Je rappelle que la recommandation d'obligation vaccinale pour les nourrissons et la décision prise par Agnès Buzyn résultaient de l'observation d'un effritement de la couverture vaccinale à l'égard notamment de la rougeole et du méningocoque et d'une augmentation des hésitations de la part des parents. On redoutait donc de voir le système se déliter peu à peu. Par ailleurs, on bénéficiait pour les vaccins inclus dans l'obligation vaccinale pour les nourrissons d'une expérience de plusieurs dizaines d'années pour la plupart, permettant de disposer d'indications solides quant aux recommandations que nous pouvions formuler pour la population générale. La situation actuelle est très différente, car le vaccin contre la covid est nouveau et qu'il reste encore une part d'inconnu importante. Il paraît donc logique d'essayer de fonder les décisions de santé publique sur la confiance et non sur l'obligation. Selon moi, l'obligation serait le dernier recours en cas d'échec complet de la politique d'incitation en faveur de la vaccination.
Ceci me conduit à évoquer la question de savoir qui vacciner : est-il logique par exemple de vacciner les personnes à risque en l'absence de preuve que le vaccin les protège correctement ? Selon moi, la recommandation de vacciner les personnes à risque serait évidemment une priorité, mais uniquement si l'on disposait d'évidences raisonnables d'efficacité. Il faudra regarder tout ceci finement : la situation des personnes de 65 ans en bonne santé sera certainement différente de celle ces personnes de 90 ou 95 ans résidant en EHPAD. Il conviendra donc probablement de stratifier la réflexion de façon beaucoup plus fine. Sans doute savez-vous que la HAS est en train de travailler sur ce sujet et va émettre avant la fin du mois de novembre une série de recommandations sur les stratégies et les priorités à mettre en oeuvre, en fonction de ce que l'on saura de l'efficacité des vaccins dans les différents groupes de population. Ce point me paraît absolument critique.

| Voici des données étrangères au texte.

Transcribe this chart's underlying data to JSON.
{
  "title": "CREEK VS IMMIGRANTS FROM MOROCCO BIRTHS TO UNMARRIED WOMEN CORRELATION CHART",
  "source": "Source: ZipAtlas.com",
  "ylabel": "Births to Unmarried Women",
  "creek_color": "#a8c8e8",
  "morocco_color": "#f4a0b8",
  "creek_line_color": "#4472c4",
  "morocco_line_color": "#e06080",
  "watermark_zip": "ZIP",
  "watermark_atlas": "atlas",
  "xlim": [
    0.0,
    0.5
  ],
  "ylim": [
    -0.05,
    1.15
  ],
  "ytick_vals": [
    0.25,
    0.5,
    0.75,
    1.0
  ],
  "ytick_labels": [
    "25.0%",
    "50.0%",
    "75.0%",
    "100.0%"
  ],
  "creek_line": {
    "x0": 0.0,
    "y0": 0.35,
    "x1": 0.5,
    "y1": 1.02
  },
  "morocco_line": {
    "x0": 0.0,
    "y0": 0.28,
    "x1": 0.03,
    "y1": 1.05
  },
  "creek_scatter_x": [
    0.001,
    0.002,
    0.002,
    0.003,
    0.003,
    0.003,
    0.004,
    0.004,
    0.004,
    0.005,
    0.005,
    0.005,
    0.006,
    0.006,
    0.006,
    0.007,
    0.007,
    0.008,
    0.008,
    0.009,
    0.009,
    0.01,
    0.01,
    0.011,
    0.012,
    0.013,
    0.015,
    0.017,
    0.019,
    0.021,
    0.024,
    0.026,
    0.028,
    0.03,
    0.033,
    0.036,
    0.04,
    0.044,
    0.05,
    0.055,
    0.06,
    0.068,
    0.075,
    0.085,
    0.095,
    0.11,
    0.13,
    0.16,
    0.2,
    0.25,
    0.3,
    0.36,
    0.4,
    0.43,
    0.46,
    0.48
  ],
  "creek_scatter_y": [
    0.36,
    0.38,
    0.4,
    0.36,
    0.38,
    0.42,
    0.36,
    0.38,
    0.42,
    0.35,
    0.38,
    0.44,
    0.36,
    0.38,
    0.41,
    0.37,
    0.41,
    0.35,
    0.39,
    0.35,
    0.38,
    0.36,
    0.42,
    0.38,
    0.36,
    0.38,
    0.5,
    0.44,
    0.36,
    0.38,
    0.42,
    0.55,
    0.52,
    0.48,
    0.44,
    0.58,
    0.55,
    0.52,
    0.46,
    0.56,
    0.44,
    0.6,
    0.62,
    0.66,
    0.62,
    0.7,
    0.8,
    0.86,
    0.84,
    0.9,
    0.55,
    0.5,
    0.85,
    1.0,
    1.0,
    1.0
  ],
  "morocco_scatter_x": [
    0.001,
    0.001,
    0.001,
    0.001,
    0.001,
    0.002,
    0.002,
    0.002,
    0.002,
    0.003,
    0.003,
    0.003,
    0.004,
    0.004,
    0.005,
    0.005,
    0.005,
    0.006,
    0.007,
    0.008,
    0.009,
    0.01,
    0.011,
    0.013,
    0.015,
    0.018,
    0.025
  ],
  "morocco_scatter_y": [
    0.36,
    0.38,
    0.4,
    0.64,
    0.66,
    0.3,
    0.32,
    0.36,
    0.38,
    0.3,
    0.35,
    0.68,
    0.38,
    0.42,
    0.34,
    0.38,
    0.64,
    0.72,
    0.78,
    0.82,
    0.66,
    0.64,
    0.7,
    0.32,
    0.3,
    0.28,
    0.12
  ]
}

L'autre aspect concerne la confiance. Les politiques vont avoir un rôle absolument majeur, en tant qu'initiateurs d'une démarche. Quelle politique mener pour faire en sorte que les professionnels de santé et la population soient suffisamment convaincus du bienfondé de cette vaccination et que la vaccination soit acceptée par et pour les groupes pour lesquels elle sera indiquée dans un premier temps ? Ceci suppose un énorme effort d'information, qui doit être bien faite, honnête, complète, transparente, notamment sur la question de savoir qui doit mener ces campagnes de vaccination et comment. C'est très important. Je crois qu'il faut essayer d'éviter au maximum que ceci apparaisse comme un message vertical des autorités vers la population. Il faudra autant que possible faire participer la société civile aux recommandations, aux préconisations et à l'information, par le biais notamment des très nombreuses associations existant dans le domaine de la santé et regroupées au sein d'un collectif. Faire participer ces personnes, qui sont très motivées par les questions de santé, de santé publique et de vaccination, à la réflexion et à l'information sur la politique vaccinale serait à mon avis très utile pour faciliter l'intermédiation entre les décisions politiques et le reste de la population.